Les Falâsifa (philosophes) représentent une autre école de rationalisme, qui déborde le périmètre théologique. Ils poursuivent une démarche encyclopédique, visant à embrasser toutes les sphères de la connaissance. En faisant prévaloir l’argument de raison sur l’argument d’autorité, même lorsque ce dernier s’appuie sur une révélation, les Falâsifa explorent les extrêmes limites de l’humanisme dans le cadre monothéiste.

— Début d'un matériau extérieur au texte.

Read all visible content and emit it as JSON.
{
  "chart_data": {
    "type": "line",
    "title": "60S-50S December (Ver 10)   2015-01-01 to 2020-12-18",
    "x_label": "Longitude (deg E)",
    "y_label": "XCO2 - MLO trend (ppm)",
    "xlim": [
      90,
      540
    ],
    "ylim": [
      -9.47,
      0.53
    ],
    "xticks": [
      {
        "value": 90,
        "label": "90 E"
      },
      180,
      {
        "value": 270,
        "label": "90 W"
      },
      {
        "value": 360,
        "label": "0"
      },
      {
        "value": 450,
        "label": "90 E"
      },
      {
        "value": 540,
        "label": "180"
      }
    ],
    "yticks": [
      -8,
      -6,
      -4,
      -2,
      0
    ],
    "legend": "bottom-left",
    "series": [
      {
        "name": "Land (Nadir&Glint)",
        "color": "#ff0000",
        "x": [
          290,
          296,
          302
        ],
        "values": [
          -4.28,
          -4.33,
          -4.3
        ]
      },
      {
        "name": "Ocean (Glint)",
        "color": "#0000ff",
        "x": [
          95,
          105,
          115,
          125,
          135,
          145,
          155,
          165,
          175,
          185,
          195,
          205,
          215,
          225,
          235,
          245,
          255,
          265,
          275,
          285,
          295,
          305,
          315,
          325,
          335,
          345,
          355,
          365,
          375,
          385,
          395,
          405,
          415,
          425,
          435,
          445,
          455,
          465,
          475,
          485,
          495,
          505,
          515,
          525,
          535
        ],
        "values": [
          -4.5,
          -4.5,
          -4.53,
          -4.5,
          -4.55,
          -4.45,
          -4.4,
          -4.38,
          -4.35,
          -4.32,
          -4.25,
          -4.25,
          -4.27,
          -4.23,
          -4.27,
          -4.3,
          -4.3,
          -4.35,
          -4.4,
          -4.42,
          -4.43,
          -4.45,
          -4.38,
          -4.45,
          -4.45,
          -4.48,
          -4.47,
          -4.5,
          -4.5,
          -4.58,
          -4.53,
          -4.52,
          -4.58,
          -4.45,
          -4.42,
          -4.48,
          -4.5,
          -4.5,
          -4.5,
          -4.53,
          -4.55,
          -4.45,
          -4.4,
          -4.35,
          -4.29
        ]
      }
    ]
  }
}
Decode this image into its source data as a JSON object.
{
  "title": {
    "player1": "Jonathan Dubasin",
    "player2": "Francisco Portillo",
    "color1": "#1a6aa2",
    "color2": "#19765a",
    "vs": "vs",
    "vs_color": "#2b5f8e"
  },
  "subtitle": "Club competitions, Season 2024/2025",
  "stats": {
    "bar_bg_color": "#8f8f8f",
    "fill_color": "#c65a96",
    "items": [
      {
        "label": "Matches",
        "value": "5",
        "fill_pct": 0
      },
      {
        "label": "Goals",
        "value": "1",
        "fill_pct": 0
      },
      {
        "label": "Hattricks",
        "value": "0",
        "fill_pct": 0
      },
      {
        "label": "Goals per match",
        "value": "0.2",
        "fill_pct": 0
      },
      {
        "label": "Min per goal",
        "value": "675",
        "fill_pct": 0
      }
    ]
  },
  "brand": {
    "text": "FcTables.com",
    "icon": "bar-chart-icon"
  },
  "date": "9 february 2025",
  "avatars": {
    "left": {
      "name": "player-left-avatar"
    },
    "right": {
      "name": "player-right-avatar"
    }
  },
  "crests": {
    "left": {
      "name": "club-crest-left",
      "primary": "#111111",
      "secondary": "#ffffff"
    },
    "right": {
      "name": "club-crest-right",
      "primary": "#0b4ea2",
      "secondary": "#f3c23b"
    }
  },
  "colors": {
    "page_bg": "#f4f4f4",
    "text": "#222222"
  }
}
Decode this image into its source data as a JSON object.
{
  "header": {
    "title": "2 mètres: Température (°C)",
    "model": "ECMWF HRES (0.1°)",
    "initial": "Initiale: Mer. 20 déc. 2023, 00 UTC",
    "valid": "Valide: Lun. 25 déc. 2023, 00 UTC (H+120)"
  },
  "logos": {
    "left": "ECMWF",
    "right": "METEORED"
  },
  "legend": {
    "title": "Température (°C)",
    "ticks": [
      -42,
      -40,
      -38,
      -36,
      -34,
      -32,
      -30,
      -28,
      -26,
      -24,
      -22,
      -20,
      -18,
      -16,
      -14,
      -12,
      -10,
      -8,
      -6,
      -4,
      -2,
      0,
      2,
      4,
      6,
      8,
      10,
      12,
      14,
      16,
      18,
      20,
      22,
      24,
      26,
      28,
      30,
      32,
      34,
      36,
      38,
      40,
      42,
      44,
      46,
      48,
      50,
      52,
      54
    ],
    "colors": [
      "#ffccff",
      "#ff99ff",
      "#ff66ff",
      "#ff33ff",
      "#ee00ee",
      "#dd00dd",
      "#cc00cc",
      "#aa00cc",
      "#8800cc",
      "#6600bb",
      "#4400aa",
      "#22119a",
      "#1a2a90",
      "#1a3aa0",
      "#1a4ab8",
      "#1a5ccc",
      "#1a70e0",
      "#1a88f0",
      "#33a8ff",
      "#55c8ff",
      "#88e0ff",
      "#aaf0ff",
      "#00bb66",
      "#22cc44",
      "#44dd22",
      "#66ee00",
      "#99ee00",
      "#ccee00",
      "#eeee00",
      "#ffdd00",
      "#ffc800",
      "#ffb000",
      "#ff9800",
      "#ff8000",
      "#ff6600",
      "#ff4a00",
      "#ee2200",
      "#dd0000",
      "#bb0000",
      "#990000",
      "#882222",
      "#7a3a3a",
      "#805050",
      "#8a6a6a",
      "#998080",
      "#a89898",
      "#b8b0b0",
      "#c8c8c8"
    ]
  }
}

Mu’tazila et Falâsifa verront se lever contre eux un courant conformiste de plus en plus puissant. Gardiens de la tradition, juristes et théologiens vont s’acharner, chacun dans sa discipline, à anéantir la notion de libre-arbitre. Ils soutiennent tous que le Coran est « incréé », qu’il appartient à un archétype transcendantal, préexistant à la Création et programmant à l’avance l’ensemble du Dessein divin. La Parole de Dieu ne participe donc pas de la Création, mais du Créateur Lui-même. L’essentiel pour les croyants est donc de s’en remettre à elle, de s’en imprégner, de se pénétrer de sa nature divine. La notion d’imprescriptibilité du texte coranique s’impose, dans cette approche, comme l’évidence même.
Les crises, politiques et militaires, qui secoueront bientôt le monde musulman, tendront à favoriser le succès croissant de cette approche, jusqu’à son triomphe final à la fin du XIIe siècle.
Pour retrouver l’inspiration des Mu’tazila et des Falâsifa, il faudra attendre la fin du XIXe siècle. Le contexte historique est alors fondamentalement différent. L’islam ne vit plus en vase clos, mais dans un monde où l’Europe étale partout sa supériorité économique, militaire et intellectuelle. Elle a instrumentalisé la pensée des Lumières au service de ses projets coloniaux, mais cette pensée va être mise à profit par le colonisé lui-même, qui se l’approprie pour forger, pas à pas, les instruments de sa propre libération.
« Apparaît une élite intellectuelle sécularisée, qui assume le couple conceptuel fondateur de la modernité : reconnaissance de l’autonomie de l’ici-bas par rapport à l’au-delà, et affirmation de l’autonomie de l’individu par rapport à la communauté traditionnelle. »
« Le croyant commence à intégrer l’idée que, si Dieu gouverne le royaume de l’esprit, il n’intervient pas dans le monde des choses. Celui-ci est soumis à des lois propres, objectives, nécessaires, qui peuvent être saisies par la raison humaine, à condition qu’elle épouse une nouvelle notion du temps – un temps qui ne se conçoit plus comme une nébuleuse d’instants, soumis au caprice divin, mais comme une trajectoire linéaire, continue, irréversible, où les causes viennent avant les effets et où les mêmes causes produisent les mêmes effets. »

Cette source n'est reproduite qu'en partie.